En una fase temprana del llamado “caso Leganés”, el Colegio de Médicos de Madrid designó a un grupo de 11 expertos para que elaborasen un informe que resultó ser inculpatorio. Tras la publicación del informe, el presidente de la Comisión Deontológica del Colegio de Médicos, el doctor Miguel Casares, dimitió de su cargo y declaró a la prensa que lo hacía porque el informe en cuestión era “interesado, parcial e injusto” ya que se había realizado “con criterios morales, políticos y religiosos”, pero no científicos.



La Ministra de Sanidad del gobierno socialista, interrogada por la prensa sobre este asunto declaró: “Tal vez 11 profesionales distintos hubieran hecho un informe diferente”. ¿Qué quería decir la ministra con esta notable frase? Una afirmación así sólo tiene sentido si se da por supuesto que un dictamen aparentemente basado en valores objetivos (es decir, en datos sobre hechos clínicos científicamente probados) se había apoyado de hecho en valores subjetivos de sus autores (“criterios morales, políticos y religiosos”, en palabras del doctor Casares). Es decir, el presidente dimisionario y la ministra sostenían que se había pretendido dar gato ideológico por liebre científica. Opinión a la que se oponían rotundamente los 11 expertos firmantes del informe en cuestión, que aseguraban haber hecho una evaluación estrictamente profesional.



Es fácil suponer que en otra situación (como podría ser una exposición de argumentos a favor de la eutanasia), aquellos mismos expertos serían los primeros en denunciar que los llamados “progresistas” estaban intentando hacer pasar gato ideológico de izquierdas por liebre científica objetiva. El análisis de los conflictos de valores morales, políticos, económicos o religiosos —que suelen ocultarse tras argumentaciones que se presentan como estrictamente científicas— generalmente muestra aspectos de los hechos muy diferentes de los que aparecen en las declaraciones de sus protagonistas.

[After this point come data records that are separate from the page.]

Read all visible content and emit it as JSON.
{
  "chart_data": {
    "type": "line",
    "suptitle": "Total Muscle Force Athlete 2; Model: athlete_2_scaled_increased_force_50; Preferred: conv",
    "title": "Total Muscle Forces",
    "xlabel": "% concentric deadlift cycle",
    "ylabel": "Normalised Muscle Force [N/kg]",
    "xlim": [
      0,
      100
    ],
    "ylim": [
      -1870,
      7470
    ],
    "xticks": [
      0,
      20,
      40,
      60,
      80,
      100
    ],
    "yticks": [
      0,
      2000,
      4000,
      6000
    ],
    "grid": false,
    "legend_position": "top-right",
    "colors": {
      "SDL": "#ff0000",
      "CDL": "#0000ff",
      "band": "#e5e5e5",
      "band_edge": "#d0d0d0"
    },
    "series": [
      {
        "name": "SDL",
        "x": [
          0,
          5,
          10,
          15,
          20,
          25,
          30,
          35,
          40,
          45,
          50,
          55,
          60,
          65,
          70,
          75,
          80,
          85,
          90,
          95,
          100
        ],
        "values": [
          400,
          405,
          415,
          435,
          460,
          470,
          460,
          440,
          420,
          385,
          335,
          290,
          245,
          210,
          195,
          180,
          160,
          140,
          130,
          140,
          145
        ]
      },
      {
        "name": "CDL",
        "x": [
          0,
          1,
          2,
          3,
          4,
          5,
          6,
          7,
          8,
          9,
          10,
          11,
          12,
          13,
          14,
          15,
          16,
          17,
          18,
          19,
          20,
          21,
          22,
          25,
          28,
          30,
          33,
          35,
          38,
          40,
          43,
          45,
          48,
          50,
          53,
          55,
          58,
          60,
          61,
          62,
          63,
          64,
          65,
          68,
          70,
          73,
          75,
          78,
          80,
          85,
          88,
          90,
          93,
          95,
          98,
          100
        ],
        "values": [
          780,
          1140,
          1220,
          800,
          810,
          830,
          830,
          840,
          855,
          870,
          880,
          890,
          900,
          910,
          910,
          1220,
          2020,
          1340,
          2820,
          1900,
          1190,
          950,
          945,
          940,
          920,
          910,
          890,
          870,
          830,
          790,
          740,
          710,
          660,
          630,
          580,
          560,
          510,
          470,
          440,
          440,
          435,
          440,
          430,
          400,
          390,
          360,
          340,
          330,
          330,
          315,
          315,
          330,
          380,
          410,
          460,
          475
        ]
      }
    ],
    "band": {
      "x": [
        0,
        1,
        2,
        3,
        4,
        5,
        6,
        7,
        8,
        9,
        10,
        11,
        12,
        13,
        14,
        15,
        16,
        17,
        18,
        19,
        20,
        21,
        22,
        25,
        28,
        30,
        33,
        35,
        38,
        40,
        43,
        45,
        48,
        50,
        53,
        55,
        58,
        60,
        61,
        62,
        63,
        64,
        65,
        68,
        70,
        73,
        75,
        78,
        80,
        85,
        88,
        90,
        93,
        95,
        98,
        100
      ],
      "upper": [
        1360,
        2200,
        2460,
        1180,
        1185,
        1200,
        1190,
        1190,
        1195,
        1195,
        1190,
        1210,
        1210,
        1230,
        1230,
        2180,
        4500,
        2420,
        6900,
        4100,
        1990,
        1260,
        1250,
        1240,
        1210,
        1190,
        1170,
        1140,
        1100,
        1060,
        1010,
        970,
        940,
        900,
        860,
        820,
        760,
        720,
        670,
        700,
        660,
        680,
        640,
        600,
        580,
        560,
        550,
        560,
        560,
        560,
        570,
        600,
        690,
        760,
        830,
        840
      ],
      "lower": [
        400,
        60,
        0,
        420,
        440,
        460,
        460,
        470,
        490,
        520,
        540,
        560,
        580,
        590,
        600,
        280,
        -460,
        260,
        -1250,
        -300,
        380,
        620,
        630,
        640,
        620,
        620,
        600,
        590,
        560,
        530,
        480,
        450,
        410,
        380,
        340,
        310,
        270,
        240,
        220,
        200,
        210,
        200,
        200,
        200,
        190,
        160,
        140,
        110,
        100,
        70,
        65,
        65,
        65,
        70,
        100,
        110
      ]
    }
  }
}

Estos ejemplos diversos ilustran claramente la afirmación de que los valores que condicionan continua y necesariamente la práctica clínica cotidiana de todos los médicos (entrelazándose con los hechos científicamente objetivables) son muchos, muy variados y muy relevantes. Su análisis tiene tanta importancia práctica como fondo teórico. Las disciplinas específicas que se dedican al análisis académico de todos estos conflictos de valores son las humanidades (lógica, ética, epistemología, narrativa, etc.) y las ciencias sociales (psicología, derecho, antropología, sociología, economía, etc.). Su aplicación al mundo sanitario da lugar a las llamadas “humanidades médicas” y “ciencias sociosanitarias”: la historia de la medicina, la bioética, la epistemología, la narrativa, la sociología y la psicología médicas, la economía y el derecho sanitario… Todas ellas resultan hoy imprescindibles para analizar los valores que influyen de forma decisiva en la aparición de las enfermedades y en las prácticas sanitarias que las combaten. Sin ese análisis de valores es imposible mostrar el lado oculto de los conflictos sanitarios y es, por tanto, imposible alcanzar una adecuada comprensión de los diversos factores que influyen en cada una de las decisiones sanitarias.